Members of our Facebook group This Is Your Texas spent last month discussing criminal justice issues. And we invited state Rep. Joe Moody, D-El Paso, who chairs the House Criminal Jurisprudence Committee, to join us to talk about those issues and more that might come up in the next legislative session.
Moody filed a marijuana civil penalties bill last session, but it didn’t pass. Now, he says he’s more confident.
“That certainly does give me a greater sense of hope heading into 2019,” Moody previously told The Texas Tribune.
Here’s an excerpt from that Facebook conversation. Many of the questions below are crowdsourced from members of the group.
Is there a budget for programs to get Texas prison inmates educated, trained for jobs, mental health treatment and counseling? If so, does it apply equally to women’s prisons as well as men’s?
State Rep. Joe Moody: Let’s start with the disconnect between men’s and women’s programming. It’s absolutely true that there are fewer programs for women than for men. My understanding is that — by way of explanation, not justification — that’s because there have historically been far, far more men in prison than women. However, we’re now seeing a surge in incarcerated women, and I think it’s incumbent on our state to provide equal opportunity for the women we lock up.

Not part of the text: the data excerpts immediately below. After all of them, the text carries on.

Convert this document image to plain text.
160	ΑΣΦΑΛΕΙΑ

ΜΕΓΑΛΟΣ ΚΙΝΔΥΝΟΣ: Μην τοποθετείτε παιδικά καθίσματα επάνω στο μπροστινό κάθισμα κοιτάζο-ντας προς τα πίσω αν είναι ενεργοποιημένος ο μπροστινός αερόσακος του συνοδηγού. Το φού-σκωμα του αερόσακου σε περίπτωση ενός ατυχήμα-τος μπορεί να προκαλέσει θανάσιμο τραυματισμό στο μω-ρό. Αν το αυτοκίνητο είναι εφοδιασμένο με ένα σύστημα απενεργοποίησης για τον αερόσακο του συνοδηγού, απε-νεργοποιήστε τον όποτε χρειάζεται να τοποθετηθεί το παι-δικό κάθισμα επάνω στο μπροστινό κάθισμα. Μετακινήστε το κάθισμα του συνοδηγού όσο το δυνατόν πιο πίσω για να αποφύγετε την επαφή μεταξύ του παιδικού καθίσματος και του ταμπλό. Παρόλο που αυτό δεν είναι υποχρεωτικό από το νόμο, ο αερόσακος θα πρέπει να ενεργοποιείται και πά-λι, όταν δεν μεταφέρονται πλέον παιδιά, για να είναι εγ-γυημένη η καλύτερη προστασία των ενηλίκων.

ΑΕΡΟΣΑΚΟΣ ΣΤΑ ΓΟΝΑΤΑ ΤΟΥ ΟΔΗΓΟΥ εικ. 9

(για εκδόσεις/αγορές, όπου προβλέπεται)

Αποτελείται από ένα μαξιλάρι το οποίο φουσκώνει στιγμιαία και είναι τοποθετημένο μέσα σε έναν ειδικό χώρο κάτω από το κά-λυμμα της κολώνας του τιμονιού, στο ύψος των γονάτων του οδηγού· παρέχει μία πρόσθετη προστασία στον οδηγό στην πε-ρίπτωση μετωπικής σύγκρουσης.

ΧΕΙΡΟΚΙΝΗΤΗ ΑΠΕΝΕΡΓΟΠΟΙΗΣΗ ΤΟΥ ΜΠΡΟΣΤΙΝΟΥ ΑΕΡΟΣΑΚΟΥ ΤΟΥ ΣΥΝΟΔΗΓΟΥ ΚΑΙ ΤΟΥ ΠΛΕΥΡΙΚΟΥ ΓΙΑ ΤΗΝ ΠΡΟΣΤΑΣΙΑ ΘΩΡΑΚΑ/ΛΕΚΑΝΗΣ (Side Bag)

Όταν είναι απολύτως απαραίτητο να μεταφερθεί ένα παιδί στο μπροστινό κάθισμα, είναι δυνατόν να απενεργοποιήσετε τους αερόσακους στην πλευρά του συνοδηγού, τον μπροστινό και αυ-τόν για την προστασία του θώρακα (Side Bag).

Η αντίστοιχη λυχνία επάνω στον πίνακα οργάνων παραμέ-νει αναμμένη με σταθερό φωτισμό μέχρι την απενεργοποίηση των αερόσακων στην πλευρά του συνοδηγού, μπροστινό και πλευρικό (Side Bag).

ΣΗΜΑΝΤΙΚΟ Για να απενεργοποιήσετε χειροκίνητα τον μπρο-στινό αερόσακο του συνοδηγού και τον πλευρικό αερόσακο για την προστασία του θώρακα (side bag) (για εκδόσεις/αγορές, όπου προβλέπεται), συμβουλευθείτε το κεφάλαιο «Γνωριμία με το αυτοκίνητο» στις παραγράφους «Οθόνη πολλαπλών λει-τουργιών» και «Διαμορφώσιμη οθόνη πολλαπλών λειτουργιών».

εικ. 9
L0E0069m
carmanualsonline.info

More broadly, we have roughly 70,000 people per year who come out of our prisons. Obviously, we want to get that number way, way down by sending fewer people there. However, for those we do lock up, we need to do better, because that’s a lot of folks.
We do have educational and vocational programs within our prisons, but it’s unclear whether those programs are consistently preparing inmates for the real world — are they getting usable academic credit or marketable skills? We commissioned a study on these issues last session, so I’m eager to get that report and see where we can improve. We should also strengthen individualized treatment plans as part of the parole or release process; although we set up that system in recent years, it hasn’t been utilized nearly as effectively as it could be.
What are the big issues facing legislators this year? What is your goal on reform?
Moody: Drug penalties and the opioid abuse epidemic, the death penalty (particularly with regard to serious mental illness and intellectual and developmental disabilities), sexual assault reform and extreme risk protective orders (e.g. “red flag” laws) are going to be significant issues. Bail bond reform may be the single biggest standalone issue, especially after the recent cash bail repeal in California — we know that Texas always quickly follows California’s lead.
How likely is any sort of bail reform? How much is it under state control?
Moody: It’s 100 percent under state control unless we’re dealing with federal holds, such as immigration detainers. It’s a big issue with passionate views on both sides, and historically, big issues don’t fly through in a session or two. That said, there’s a lot of momentum and some litigation pending, so that might light a fire.
Will you be introducing your civil penalty bill again?
Moody: Yes, civil penalties will be the first bill I file this coming session. It’s something that’s becoming more and more likely as it becomes more and more bipartisan. From day one, I’ve said it was an issue both parties can support, and now we’re seeing that in action. I’m optimistic.
What impact would the legalization of marijuana have on the projected prison population?
Moody: Legalization isn’t something I’ve proposed — although I would probably support it — and not something I think has a chance of passing. Decriminalization in lieu of a civil penalty, however, would save us over $700 million a year. While it wouldn’t impact prison populations, it would decrease local costs by freeing space in county jails.
Do you foresee any legislation related to the death penalty in terms of what drugs and/or methods are used?
Moody: While there has been significant concern about that, the broader issues are what I expect to get the most attention this coming session. Right now, we’re talking about whether we should even have the death penalty, and if so, what classes of offenders it should apply to.